- Mahanandpur Location in Uttar Pradesh, India
- Coordinates: 27°14′22″N 79°12′45″E﻿ / ﻿27.23935°N 79.21244°E
- Country: India
- State: Uttar Pradesh
- District: Mainpuri
- Tehsil: Bhongaon

Area
- • Total: 0.663 km^{2} (0.256 sq mi)

Population (2011)
- • Total: 944
- • Density: 1,420/km^{2} (3,690/sq mi)
- Time zone: UTC+5:30 (IST)

= Mahanandpur =

Village in Uttar Pradesh, India

Mahanandpur is a village in Bewar block of Mainpuri district, Uttar Pradesh. As of 2011, it has a population of 944, in 164 households.

== Demographics ==
As of 2011, Mahanandpur had a population of 944, in 164 households. This population was 51.2% male (483) and 48.8% female (461). The 0-6 age group numbered 147 (76 male and 71 female), or 15.6% of the total population. No residents were members of Scheduled Castes.

The 1981 census recorded Mahanandpur as having a population of 545 people, in 106 households.

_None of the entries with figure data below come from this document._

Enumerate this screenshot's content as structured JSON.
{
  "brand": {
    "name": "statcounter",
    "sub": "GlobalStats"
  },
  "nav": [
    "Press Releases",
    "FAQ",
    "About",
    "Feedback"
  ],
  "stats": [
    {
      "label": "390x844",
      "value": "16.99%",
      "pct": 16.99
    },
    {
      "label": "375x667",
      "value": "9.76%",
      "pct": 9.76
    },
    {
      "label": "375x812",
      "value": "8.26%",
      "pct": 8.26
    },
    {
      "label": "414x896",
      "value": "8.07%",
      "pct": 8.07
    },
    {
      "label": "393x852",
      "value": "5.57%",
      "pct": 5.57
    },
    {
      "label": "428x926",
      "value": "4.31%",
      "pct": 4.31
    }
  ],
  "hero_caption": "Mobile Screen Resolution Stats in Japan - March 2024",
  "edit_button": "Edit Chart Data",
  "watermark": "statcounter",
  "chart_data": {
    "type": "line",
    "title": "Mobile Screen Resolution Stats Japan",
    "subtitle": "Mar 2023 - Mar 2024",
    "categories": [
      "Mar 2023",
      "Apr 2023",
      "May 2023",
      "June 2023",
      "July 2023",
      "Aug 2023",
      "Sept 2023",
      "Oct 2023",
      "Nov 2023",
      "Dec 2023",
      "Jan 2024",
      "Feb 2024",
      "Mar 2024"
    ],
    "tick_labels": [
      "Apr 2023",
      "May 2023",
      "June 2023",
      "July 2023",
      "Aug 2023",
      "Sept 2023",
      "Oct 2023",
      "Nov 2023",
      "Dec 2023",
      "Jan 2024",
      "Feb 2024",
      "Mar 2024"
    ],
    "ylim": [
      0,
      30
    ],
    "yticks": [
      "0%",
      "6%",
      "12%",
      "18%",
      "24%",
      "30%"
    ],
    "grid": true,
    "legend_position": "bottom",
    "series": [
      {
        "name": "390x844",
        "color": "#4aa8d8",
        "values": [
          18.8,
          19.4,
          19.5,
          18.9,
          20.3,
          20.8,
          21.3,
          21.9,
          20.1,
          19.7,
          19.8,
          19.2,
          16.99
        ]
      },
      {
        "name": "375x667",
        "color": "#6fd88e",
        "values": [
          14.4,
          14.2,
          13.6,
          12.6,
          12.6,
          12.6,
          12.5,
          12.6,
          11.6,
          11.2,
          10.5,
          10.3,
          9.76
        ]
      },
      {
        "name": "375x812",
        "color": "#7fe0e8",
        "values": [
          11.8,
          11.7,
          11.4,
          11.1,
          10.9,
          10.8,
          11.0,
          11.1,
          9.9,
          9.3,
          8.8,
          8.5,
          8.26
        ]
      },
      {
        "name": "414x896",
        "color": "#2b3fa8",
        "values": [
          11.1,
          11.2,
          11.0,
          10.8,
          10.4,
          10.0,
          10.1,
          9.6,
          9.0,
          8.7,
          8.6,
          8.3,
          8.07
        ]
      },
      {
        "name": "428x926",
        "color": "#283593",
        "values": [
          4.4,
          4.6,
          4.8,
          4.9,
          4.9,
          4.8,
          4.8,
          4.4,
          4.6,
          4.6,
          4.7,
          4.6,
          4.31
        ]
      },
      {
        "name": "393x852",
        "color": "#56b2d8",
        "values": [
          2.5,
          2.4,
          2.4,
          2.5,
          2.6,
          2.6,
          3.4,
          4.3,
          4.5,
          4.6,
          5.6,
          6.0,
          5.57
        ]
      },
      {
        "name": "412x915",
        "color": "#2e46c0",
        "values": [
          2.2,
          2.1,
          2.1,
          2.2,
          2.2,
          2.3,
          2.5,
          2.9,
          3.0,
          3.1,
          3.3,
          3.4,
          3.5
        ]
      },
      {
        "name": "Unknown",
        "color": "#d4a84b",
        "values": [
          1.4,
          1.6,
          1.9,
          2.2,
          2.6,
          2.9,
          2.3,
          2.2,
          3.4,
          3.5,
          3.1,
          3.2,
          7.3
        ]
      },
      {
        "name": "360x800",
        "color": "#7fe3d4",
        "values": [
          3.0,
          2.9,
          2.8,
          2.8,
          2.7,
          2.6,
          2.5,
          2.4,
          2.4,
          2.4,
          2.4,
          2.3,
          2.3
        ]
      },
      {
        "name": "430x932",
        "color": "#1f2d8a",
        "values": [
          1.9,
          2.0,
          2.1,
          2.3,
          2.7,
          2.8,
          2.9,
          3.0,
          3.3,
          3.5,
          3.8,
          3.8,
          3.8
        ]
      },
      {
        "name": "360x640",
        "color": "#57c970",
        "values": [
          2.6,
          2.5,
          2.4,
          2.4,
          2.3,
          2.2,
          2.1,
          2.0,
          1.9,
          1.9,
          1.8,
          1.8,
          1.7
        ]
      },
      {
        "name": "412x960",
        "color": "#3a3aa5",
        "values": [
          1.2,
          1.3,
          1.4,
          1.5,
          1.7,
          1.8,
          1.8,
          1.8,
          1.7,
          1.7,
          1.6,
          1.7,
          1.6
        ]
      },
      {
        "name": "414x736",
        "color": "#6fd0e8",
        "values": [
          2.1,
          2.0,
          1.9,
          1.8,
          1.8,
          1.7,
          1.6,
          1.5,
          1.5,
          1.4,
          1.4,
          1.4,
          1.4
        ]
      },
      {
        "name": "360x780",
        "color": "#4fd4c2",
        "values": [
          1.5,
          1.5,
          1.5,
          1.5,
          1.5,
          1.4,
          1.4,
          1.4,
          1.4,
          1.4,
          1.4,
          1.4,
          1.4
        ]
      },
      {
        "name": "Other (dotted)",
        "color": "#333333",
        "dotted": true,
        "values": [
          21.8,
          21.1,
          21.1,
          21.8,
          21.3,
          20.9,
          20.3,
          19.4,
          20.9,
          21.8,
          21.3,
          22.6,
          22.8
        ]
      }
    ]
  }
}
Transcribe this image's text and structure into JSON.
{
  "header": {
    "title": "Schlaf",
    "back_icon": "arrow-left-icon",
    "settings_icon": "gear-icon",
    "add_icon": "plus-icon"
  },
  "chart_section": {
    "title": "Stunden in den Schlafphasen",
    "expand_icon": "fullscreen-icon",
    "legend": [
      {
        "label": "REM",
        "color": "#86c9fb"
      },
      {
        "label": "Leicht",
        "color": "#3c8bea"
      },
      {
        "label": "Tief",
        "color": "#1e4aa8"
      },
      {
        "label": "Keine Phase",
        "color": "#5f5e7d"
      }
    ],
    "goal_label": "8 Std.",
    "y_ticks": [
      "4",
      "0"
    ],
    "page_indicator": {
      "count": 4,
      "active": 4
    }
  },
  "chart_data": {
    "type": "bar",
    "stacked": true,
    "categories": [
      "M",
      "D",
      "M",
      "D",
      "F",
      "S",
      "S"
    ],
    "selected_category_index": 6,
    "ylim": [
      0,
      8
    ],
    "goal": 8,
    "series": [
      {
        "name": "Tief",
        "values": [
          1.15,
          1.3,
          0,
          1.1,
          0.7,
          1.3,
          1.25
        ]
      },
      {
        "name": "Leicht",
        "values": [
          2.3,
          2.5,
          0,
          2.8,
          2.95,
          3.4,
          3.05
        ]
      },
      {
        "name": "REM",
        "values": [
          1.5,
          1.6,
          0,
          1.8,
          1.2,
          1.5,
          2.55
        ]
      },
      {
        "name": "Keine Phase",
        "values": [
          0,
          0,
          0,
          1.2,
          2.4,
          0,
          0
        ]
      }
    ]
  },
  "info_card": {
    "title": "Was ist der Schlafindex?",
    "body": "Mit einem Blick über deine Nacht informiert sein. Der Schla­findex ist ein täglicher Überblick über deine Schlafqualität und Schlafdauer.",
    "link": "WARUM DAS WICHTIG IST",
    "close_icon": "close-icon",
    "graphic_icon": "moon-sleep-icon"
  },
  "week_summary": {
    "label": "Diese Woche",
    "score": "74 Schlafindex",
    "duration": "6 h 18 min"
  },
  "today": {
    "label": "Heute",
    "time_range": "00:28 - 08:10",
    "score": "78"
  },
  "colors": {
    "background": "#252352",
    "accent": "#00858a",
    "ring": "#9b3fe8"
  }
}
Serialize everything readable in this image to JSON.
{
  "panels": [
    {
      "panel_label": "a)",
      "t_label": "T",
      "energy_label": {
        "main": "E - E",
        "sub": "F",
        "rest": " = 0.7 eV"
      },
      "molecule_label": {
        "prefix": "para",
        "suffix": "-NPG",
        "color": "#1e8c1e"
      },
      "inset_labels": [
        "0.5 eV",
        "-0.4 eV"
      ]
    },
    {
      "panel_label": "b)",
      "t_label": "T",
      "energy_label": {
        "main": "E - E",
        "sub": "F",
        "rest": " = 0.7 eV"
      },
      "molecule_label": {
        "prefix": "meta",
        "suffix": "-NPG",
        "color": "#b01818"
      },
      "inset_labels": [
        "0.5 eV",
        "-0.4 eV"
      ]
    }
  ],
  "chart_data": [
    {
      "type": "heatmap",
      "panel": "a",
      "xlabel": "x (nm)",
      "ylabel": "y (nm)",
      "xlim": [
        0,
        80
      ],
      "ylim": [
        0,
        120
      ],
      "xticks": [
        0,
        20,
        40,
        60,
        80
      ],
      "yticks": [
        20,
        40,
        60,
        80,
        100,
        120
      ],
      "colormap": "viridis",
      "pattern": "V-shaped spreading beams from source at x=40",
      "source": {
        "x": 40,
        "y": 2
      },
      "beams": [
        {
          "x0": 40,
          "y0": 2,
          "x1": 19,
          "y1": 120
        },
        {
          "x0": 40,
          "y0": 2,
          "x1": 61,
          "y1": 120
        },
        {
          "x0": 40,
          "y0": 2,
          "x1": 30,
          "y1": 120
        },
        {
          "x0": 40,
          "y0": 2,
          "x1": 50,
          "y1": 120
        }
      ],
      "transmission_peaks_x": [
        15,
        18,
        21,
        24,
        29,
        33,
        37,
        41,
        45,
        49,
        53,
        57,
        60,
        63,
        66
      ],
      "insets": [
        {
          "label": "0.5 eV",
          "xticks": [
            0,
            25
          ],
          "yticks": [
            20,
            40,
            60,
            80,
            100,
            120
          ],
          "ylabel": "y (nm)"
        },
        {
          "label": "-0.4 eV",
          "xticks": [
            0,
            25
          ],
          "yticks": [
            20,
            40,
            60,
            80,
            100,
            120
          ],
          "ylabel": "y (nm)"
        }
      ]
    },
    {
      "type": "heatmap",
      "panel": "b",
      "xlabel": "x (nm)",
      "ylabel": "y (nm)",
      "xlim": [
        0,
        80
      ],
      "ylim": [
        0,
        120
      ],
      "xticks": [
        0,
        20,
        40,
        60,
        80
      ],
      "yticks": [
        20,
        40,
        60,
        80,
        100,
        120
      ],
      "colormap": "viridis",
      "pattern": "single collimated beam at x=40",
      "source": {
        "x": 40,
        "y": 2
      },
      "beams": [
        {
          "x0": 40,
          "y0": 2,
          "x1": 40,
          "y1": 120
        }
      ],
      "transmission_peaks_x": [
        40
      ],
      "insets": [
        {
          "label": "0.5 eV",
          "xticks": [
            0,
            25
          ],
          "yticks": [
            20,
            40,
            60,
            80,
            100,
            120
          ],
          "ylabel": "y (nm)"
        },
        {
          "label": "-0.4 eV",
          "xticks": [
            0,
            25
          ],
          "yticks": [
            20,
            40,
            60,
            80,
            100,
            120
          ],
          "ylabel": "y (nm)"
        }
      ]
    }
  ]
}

The 1961 census recorded Mahanandpur as comprising 1 hamlet, with a total population of 710 people (379 male and 331 female), in 63 households and 53 physical houses. The area of the village was given as 169 acres; it was then counted as part of Allau block.

== Infrastructure ==
As of 2011, Mahanandpur had 1 primary school; it did not have any healthcare facilities. Drinking water was provided by hand pump; there were no public toilets. The village had a post office but no public library; there was at least some access to electricity for all purposes. Streets were made of kachcha materials.